Second, expect more pushback from Congress. Indeed, this morning, House Financial Services Committee Ranking Member Maxine Waters (D-Calif.), Sen. Warren (D-Mass.), and 200 other House and Senate Democrats sent a letter to Acting Director Vought and Treasury Secretary Bessent asking them to remove DOGE operatives from the CFPB, to restore all internal and external systems and operations, and to allow the CFPB to resume operations.

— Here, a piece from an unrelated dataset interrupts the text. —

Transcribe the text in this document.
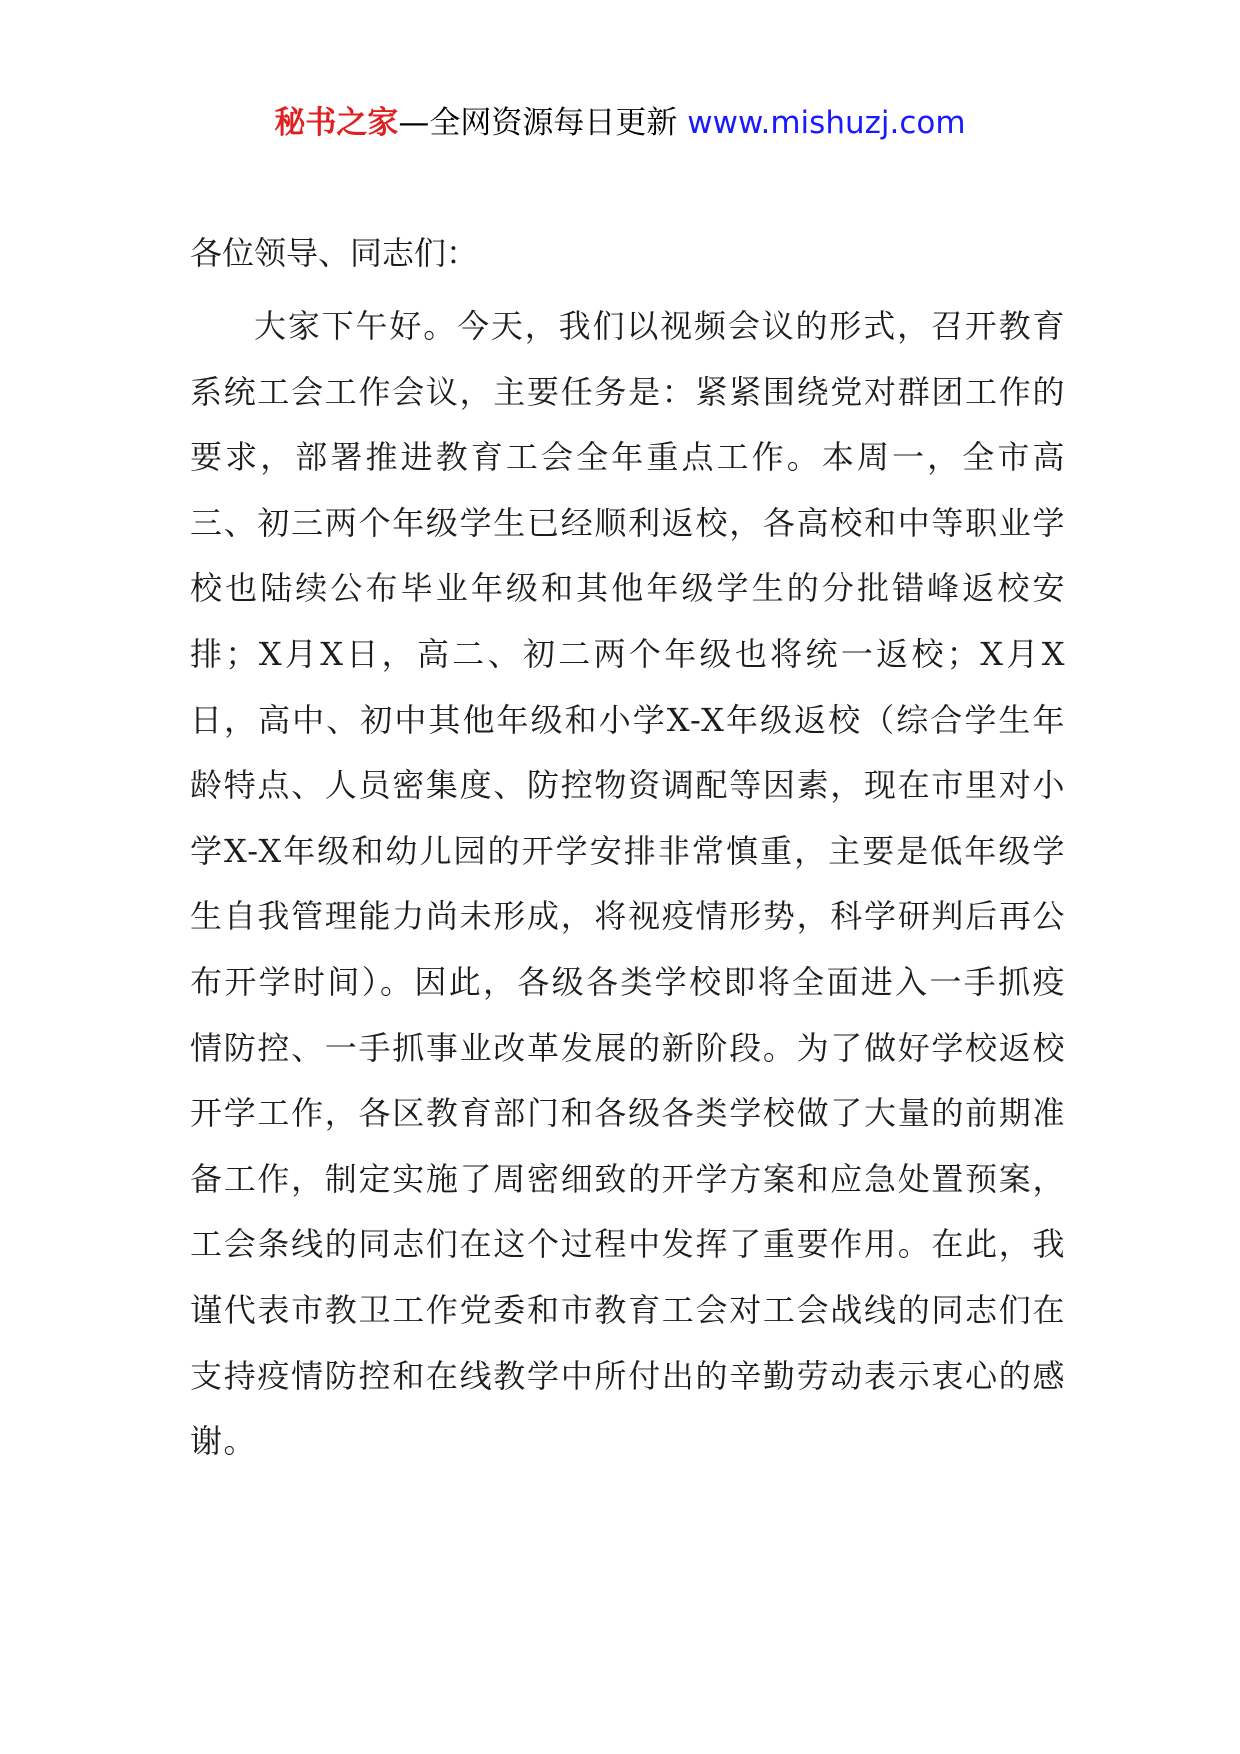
秘书之家—全网资源每日更新 www.mishuzj.com

各位领导、同志们：

大家下午好。今天，我们以视频会议的形式，召开教育系统工会工作会议，主要任务是：紧紧围绕党对群团工作的要求，部署推进教育工会全年重点工作。本周一，全市高三、初三两个年级学生已经顺利返校，各高校和中等职业学校也陆续公布毕业年级和其他年级学生的分批错峰返校安排；X月X日，高二、初二两个年级也将统一返校；X月X日，高中、初中其他年级和小学X-X年级返校（综合学生年龄特点、人员密集度、防控物资调配等因素，现在市里对小学X-X年级和幼儿园的开学安排非常慎重，主要是低年级学生自我管理能力尚未形成，将视疫情形势，科学研判后再公布开学时间）。因此，各级各类学校即将全面进入一手抓疫情防控、一手抓事业改革发展的新阶段。为了做好学校返校开学工作，各区教育部门和各级各类学校做了大量的前期准备工作，制定实施了周密细致的开学方案和应急处置预案，工会条线的同志们在这个过程中发挥了重要作用。在此，我谨代表市教卫工作党委和市教育工会对工会战线的同志们在支持疫情防控和在线教学中所付出的辛勤劳动表示衷心的感谢。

On a purely practical level, the CFPB shutdown means Republicans on Capitol Hill will not be able to realize cost savings as part of their reconciliation efforts by significantly reducing the agency’s funding. Will that irritate Republicans and, if their constituents start to feel the pain, will GOP lawmakers speak up? Only time will tell.

Finally, while the drama at the CFPB will no doubt continue this week, it is important to remember that, under Section 1024 of the Dodd-Frank Act, state attorneys general have explicit authority to enforce the Consumer Financial Protection Act. Even if the CFPB is dissolved, attorneys general in California, New York, Massachusetts, and many other blue states will aggressively pursue enforcement of consumer protection statutes and regulations, including those promulgated by the CFPB that are already effective.

In other words: the eradication of the CFPB may be more complicated – and take longer – than the Trump administration is hoping.